Graz (APA) - Die offenkundige Sympathie des dritten Landtagspräsidenten Gerhard Kurzmann (FPÖ) für den ungarischen Regierungschef Viktor Orban nahmen die steirischen Grünen am Dienstag in der Landstube in Graz zum Anlass für eine Rücktrittsforderung. FPÖ-Klubchef Mario Kunasek reagierte kurz und knapp: „Die Grünen legen nicht fest, wann der dritte Präsident kommt, geht oder was er sagt.“
Kurzmann hatte zuvor in der Debatte von einer „Kapitulation des Rechtsstaates vor einer Masse Illegaler aus Asien“ gesprochen. Der Wähler werde die richtigen Antworten in Wien und Oberösterreich geben, so der dritte Landtagspräsident. Weiters monierte Kurzmann bei LH Hermann Schützenhöfer (ÖVP), dieser habe sich immer noch nicht dafür entschuldigt, dass er Orban beim Asyl-Sonderlandtag vor zwei Wochen als „Despot“ bezeichnet habe. Es ist unglaublich, dass Sie einem Angehörigen ihrer Schwesterpartei, der Fidesz, einem erfolgreichen Regierungschef, Despotie unterstellen“.
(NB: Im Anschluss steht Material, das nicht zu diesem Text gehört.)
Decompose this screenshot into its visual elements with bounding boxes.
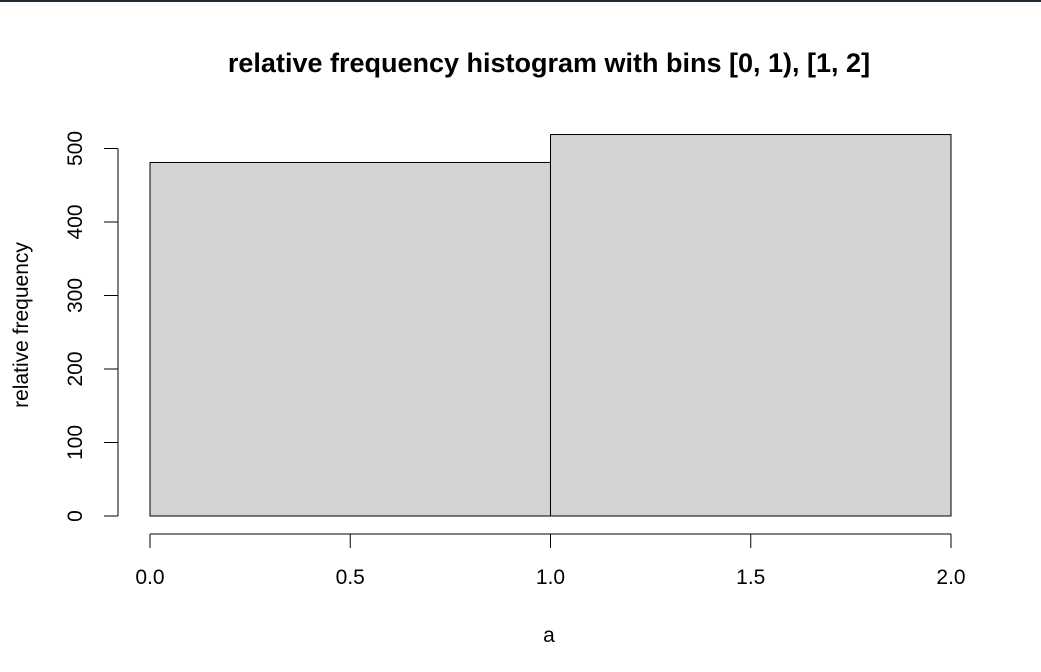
y-tick-label-2: 200	[64, 351, 87, 386]
bars-group	[149, 134, 952, 517]
window-top-border	[0, 0, 1041, 2]
y-tick-label-0: 0	[64, 510, 87, 522]
bar-1	[550, 134, 952, 517]
chart-title: relative frequency histogram with bins […	[228, 48, 870, 78]
x-tick-label-3: 1.5	[736, 566, 765, 589]
y-axis: 0 100 200 300 400 500	[64, 131, 119, 522]
x-axis: 0.0 0.5 1.0 1.5 2.0	[135, 533, 966, 589]
y-tick-label-4: 400	[64, 204, 87, 239]
bar-0	[149, 161, 551, 517]
y-tick-label-5: 500	[64, 131, 87, 166]
y-axis-label: relative frequency	[10, 242, 33, 408]
y-tick-label-1: 100	[64, 425, 87, 460]
x-tick-label-1: 0.5	[336, 566, 365, 589]
y-tick-label-3: 300	[64, 278, 87, 313]
x-axis-label: a	[543, 624, 555, 647]
x-tick-label-0: 0.0	[135, 566, 164, 589]
x-tick-label-4: 2.0	[936, 566, 965, 589]
x-tick-label-2: 1.0	[536, 566, 565, 589]
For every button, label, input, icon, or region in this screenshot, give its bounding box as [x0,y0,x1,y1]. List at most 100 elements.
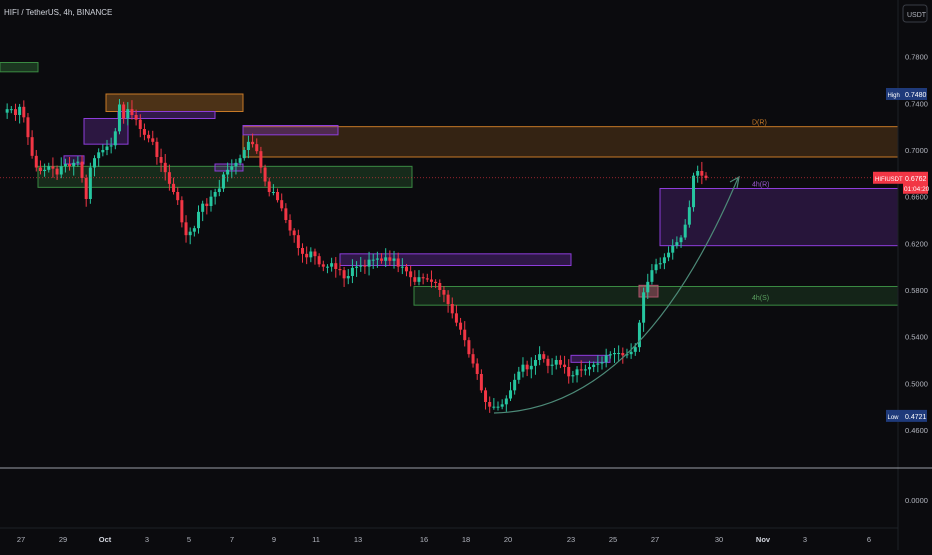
candle[interactable] [384,248,388,268]
candle[interactable] [5,103,9,119]
candle[interactable] [34,150,38,172]
candle[interactable] [604,348,608,368]
history-zone-purple-lower[interactable] [339,253,572,266]
candle[interactable] [488,396,492,413]
candle[interactable] [396,252,400,273]
candle[interactable] [271,184,275,196]
candle[interactable] [687,200,691,228]
candle[interactable] [454,305,458,327]
candle[interactable] [550,358,554,375]
candle[interactable] [105,139,109,156]
candle[interactable] [101,144,105,157]
candle[interactable] [484,387,488,410]
price-axis[interactable]: USDT 0.7800 0.7400 0.7000 0.6600 0.6200 0.5800… [873,0,930,550]
candle[interactable] [629,343,633,359]
candle[interactable] [696,165,700,183]
candle[interactable] [600,356,604,370]
candle[interactable] [679,235,683,248]
candle[interactable] [167,164,171,191]
candle[interactable] [425,273,429,282]
candle[interactable] [421,273,425,285]
candle[interactable] [571,370,575,383]
candle[interactable] [380,253,384,264]
candle[interactable] [30,130,34,159]
candle[interactable] [97,148,101,167]
candle[interactable] [159,148,163,172]
candle[interactable] [517,366,521,384]
history-zone-purple-small[interactable] [83,118,129,145]
candle[interactable] [68,156,72,171]
candle[interactable] [184,215,188,243]
candle[interactable] [375,251,379,268]
candle[interactable] [646,273,650,299]
candle[interactable] [417,270,421,286]
candle[interactable] [309,247,313,263]
candle[interactable] [188,227,192,245]
candle[interactable] [355,261,359,277]
candle[interactable] [93,155,97,177]
candle[interactable] [242,147,246,161]
candle[interactable] [192,225,196,237]
candle[interactable] [467,337,471,358]
candle[interactable] [155,137,159,165]
candle[interactable] [292,228,296,243]
candle[interactable] [588,360,592,376]
candle[interactable] [126,102,130,126]
candle[interactable] [533,354,537,375]
candle[interactable] [113,128,117,150]
candle[interactable] [392,250,396,269]
candle[interactable] [413,270,417,286]
candle[interactable] [151,130,155,146]
candle[interactable] [650,264,654,285]
history-zone-orange-top[interactable] [105,93,244,112]
candle[interactable] [704,172,708,181]
candle[interactable] [359,256,363,272]
candle[interactable] [18,103,22,124]
candle[interactable] [63,158,67,173]
candle[interactable] [654,258,658,274]
candle[interactable] [84,174,88,207]
candle[interactable] [596,355,600,373]
candle[interactable] [342,266,346,287]
candle[interactable] [504,395,508,412]
candle[interactable] [542,351,546,363]
candle[interactable] [301,243,305,263]
candle[interactable] [163,154,167,181]
candle[interactable] [471,348,475,368]
candle[interactable] [400,258,404,275]
candle[interactable] [72,159,76,176]
candle[interactable] [205,198,209,215]
candle[interactable] [334,257,338,278]
candle[interactable] [463,321,467,347]
candle[interactable] [492,398,496,410]
candle[interactable] [172,177,176,195]
candle[interactable] [142,123,146,141]
candle[interactable] [255,138,259,154]
candle[interactable] [350,259,354,284]
candle[interactable] [404,263,408,277]
history-zone-purple-bottom[interactable] [570,354,611,363]
candle[interactable] [43,163,47,177]
candle[interactable] [325,264,329,274]
candle[interactable] [88,162,92,204]
candle[interactable] [217,179,221,197]
candle[interactable] [538,346,542,366]
candle[interactable] [388,250,392,266]
candle[interactable] [558,355,562,369]
candle[interactable] [346,269,350,285]
candle[interactable] [138,114,142,138]
candle[interactable] [446,290,450,313]
candle[interactable] [38,160,42,175]
candle[interactable] [246,135,250,159]
candle[interactable] [288,214,292,236]
candle[interactable] [209,190,213,212]
candle[interactable] [554,355,558,370]
candle[interactable] [76,156,80,167]
candle[interactable] [508,382,512,402]
candle[interactable] [221,171,225,192]
candle[interactable] [438,279,442,297]
candle[interactable] [80,155,84,183]
candle[interactable] [47,162,51,173]
candle[interactable] [51,157,55,178]
candle[interactable] [475,358,479,380]
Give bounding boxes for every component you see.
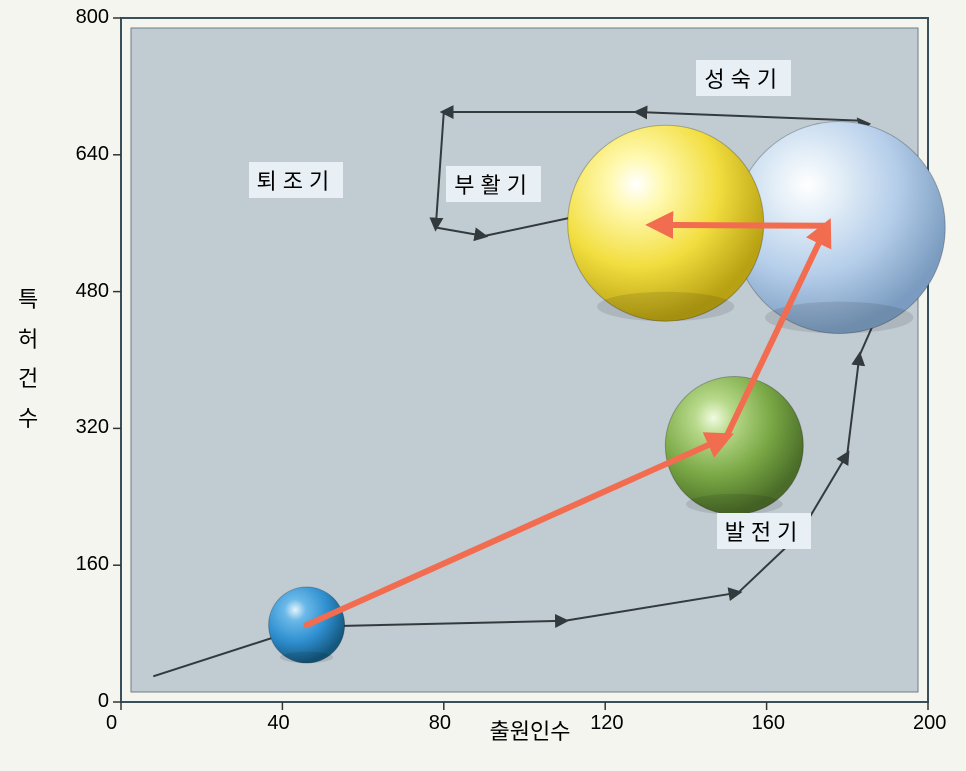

Dies und einen Brief von Kurzmann und Kunasek an Orban veranlasste Grünen-Klubchef Lambert Schönleitner, Kurzmann Rücktritt zu fordern: „Wie agieren Sie als dritter Präsident dieses Hauses? Sie bedanken sich für die Politik Orbans, für seine unmenschliche Art des Vorgehens.“ Wenn Kurzmann so etwas machen wolle, dann solle er es als FPÖ-Politiker tun, aber nicht als Landtagspräsident. In dem Brief an Orban vom 18. September hatte es u.a. geheißen, „im Namen tausender Steirer, aber auch im eigenen Namen, danken wir Ihnen für Ihre klare Haltung beim Schutz der Außengrenze der EU vor dem Massenansturm illegaler Zuwanderer aus Asien und Afrika“.